信仰・犠牲

Posted by michikosayura on   0 comments

映画「沈黙」のことをあれから考えていて(まだトラウマを引きずっているらしい)、自分が禁教令の敷かれた日本で宣教師という立場だったら、信者である民衆になんと説くだろうと思った。
わたしならまず、信仰とは心の次元でのみ可能なものなのだと言う。
だから、踏み絵を踏んでも、十字架に唾を吐いても、心の中の信仰は誰にも侵されることは無いから大丈夫だと。
そして何より、あなたがたの苦しみは神の苦しみだから、あなたがたが苦痛から解放されることを何より神は望んでいると。
苦痛を選択することを今すぐにやめなさい、と言うと思う。
自分を苦痛から解放することは背信では無い。
肉体は無なのだから、肉体の苦痛を引き受けることを信仰の証しとすることには意味が無い。
神はあなたがたの幸せ以外、何も望んでいない。
だから、今すぐに苦痛から、苦難から逃げなさい。と説くと思う。
そう教えることで多くの命が助かったかもしれない。
宣教師自身の命も。
最後に「転んだ」(棄教した)二人の宣教師が聞いた声も、そう語ったのだろうか。

今日は午前中に叔母に会いに行った。
偶然、月に一度のホールでの昼食会の日で、いつもより豪華なお昼ご飯が出た。
もちろん、わたしは食べずに介助していただけだけど。
もう100歳近くの元エレクトーン教室の先生だったおばあちゃんが、童謡や昔の歌謡曲を立派に演奏された。
明らかに認知に問題があるようだし、体もかなりヨボヨボとした感じなのに、指はちゃんと音楽を覚えているんだなー。
テーブルのお向かいに座ったおばあちゃんも認知症で、同じことを何度も何度もわたしに話しかけられた。
口がもごもごとしてちゃんと聞き取れないのだけど、ところどころに「世界平和だけを」という言葉が出てくるのだ。
そのおばあちゃんは出されたお粥だけ食べて、あとのおかずはお弁当のように容器の隅に綺麗に詰めて手を付けようとされない。
チーフの松岡さんが来て「もう仏さんはお腹いっぱい食べたから、これは勝子さんに食べて欲しいって。
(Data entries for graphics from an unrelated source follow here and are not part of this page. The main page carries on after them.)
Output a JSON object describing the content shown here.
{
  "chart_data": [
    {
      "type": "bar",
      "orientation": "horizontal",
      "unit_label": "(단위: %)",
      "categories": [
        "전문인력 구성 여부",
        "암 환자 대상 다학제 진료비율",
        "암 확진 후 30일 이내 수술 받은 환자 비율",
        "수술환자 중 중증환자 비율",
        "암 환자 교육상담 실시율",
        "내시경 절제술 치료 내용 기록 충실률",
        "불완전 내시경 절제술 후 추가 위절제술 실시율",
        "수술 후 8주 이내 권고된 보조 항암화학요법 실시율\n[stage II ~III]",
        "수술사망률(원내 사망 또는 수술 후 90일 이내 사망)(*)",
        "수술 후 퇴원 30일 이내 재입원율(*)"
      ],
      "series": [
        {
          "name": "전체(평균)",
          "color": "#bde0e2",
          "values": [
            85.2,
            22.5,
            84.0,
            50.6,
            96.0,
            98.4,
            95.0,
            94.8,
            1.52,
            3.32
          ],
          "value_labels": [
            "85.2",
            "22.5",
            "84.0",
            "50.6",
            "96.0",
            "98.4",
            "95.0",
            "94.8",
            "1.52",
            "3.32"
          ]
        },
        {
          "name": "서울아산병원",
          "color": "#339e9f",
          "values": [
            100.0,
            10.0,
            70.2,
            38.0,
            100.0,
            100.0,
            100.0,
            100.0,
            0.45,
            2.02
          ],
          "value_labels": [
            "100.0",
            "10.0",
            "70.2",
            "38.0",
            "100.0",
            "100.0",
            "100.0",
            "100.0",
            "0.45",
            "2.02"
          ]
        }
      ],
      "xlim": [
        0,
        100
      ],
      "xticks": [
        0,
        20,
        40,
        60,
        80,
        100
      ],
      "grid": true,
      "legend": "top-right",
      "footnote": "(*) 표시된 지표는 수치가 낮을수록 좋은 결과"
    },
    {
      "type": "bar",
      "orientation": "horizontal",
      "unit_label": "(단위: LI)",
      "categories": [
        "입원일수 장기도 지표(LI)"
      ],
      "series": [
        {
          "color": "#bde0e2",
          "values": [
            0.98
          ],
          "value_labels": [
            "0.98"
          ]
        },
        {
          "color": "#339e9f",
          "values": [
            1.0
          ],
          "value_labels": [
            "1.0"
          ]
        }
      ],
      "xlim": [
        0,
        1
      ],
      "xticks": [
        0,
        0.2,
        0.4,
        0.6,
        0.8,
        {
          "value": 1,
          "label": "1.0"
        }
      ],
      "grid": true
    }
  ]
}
」と話しかけて、残したおかずを食べさせようとする。
このおばあちゃんは若い時に出家されている尼さんだそうで、今でもご馳走は「仏様に」と言って自分は食べようとされないのだそうだ。
きのうから「信仰」のことをずっと考えていたのでぐっと胸が詰まった。
他の誰かのために、信念のために、自我を捨てた姿はやはり尊いと思う。
でもそれでも、神は決して犠牲を求めない。
もちろんこのおばあちゃんは犠牲的になっているわけでなくて、純粋にご馳走は仏様にあげたいという気持ちからそうしているのだろう。
でも神は自分の愛する人が喜んで恵みを受け取ることを何より喜ぶんじゃないのかな。
親が子供に対してそう思うみたいに。
だから仏さまだって、このおばあちゃんにご馳走を喜んで食べて欲しいと思う。



さっきフェイスブックでシェアされていた「小さなお葬式」というリンク。
わたしのお葬式も最小限のコンパクトなものでいいと思ったので、これは生きてるうちに娘に伝えようとリンクをLINEしたところ、かなりあっさりとした返事が返って来た。